The seventeenth century is generally credited with the birth of what we consider modern science.  It saw significant discoveries and explanations of some natural phenomena, and above all, the beginning of a methodology based on observation and analysis. Francis Bacon (1561-1626) emphasized the use of experimentation in science. Bacon’s empiricism was highly influential during the first half of the seventeenth century, especially in his native Britain.  Galileo (1564-1642) made use of experimentation, but his strength was in theoretical insights.
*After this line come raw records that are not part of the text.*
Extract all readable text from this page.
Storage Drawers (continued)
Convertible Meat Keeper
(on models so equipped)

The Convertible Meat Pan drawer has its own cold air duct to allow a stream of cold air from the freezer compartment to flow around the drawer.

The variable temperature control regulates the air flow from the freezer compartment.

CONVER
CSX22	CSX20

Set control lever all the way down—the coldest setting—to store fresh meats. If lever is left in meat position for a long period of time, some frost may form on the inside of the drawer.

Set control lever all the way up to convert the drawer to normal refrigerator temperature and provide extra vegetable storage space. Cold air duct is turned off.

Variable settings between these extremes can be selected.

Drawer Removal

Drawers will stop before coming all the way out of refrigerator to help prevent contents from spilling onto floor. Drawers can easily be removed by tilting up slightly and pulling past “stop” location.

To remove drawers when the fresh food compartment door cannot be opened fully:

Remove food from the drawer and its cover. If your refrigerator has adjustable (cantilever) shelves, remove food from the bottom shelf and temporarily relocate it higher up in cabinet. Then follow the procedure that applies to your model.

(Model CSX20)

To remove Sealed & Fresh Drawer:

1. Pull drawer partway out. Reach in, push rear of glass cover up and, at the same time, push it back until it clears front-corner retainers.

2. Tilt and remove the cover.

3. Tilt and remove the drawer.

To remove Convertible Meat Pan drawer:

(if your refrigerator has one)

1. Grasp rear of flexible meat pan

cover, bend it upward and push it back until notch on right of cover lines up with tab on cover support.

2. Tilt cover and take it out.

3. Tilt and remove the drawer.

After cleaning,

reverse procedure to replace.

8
Isaac Newton (1643-1727), working later in the century, achieved a better balance between theory and experimental investigation. Both Galileo and Newton also made significant contributions in the use of mathematics to express, and sometimes to deduce, scientific theories.


Francis Bacon was an English nobleman and statesman who pursued scientific investigations on the side. His most important contributions were in scientific methodology. He also had a very inspiring view on the social value of science:


Now among all the benefits that could be conferred upon mankind, I found none so great as the discovery of new arts, endowments, and commodities for the bettering of man's life... But above all, if a man could succeed, not in striking out some particular invention, however useful, but in kindling a light in nature -- a light which should in its very rising touch and illuminate all the border-regions that confine upon the circle of our present knowledge; and so spreading further and further should presently disclose and bring into sight all that is most hidden and secret in the world, -- that man (I thought) would be the benefactor indeed of the human race, -- the propagator of man's empire over the universe, the champion of liberty, the conqueror and subduer of necessities.[1]




Bodleian Library, Oxford  Photo Source: Wikipedia, Author: Tony Hisgett

Bacon's utopian novel, the New Atlantis, depicts a society where the state supports a group of elite scientists that conduct advanced research for the benefit of mankind. This image has remained an ideal for scientific research through the ages.


Scientific Circles

Literary circles were common in Renaissance Europe, but during the seventeenth century topics of interest shifted to the new philosophic ideas and natural science. One of these literary circles turning scientific was hosted in Paris by Marin Mersenne (1588-1648),  a scientist and mathematician and member of the Catholic religious order of the Minims. Mersenne mentored young scientists, such as Blaise Pascal and Christian Huygens, and weekly intellectual meetings were hosted at his convent cell in  Paris and at the homes of other members of the group.[2]

 

Nicolas-Claude Fabri de Peiresc (1580-1637), from a wealthy French family, received his formal education in Law, but became very knowledgeable of the emerging sciences through his personal interest and contacts. He traveled through Europe, ostensibly to complete his legal knowledge, but the correspondence with the friends he made during his travels became a life-long passion, and it included most of the prominent scientists of his time, including Mersenne. He supported many of these scientists through his personal fortune and his correspondence network acted as a clearing-house for scientific information.[3]

 

The Catholic religious order of the Jesuits, which had been founded by Ignatius of Loyola in 1540, quickly spread through Europe and the mission world during the sixteenth and seventeenth centuries. The order was primarily dedicated to education, and it established a strong presence in scientific research.[4] Ignatious had encouraged the members of the order to share their experiences in letters, and this created an information network of its own,[5]  which also included some laymen such as Peiresc, who had been educated at a Jesuit school.[6]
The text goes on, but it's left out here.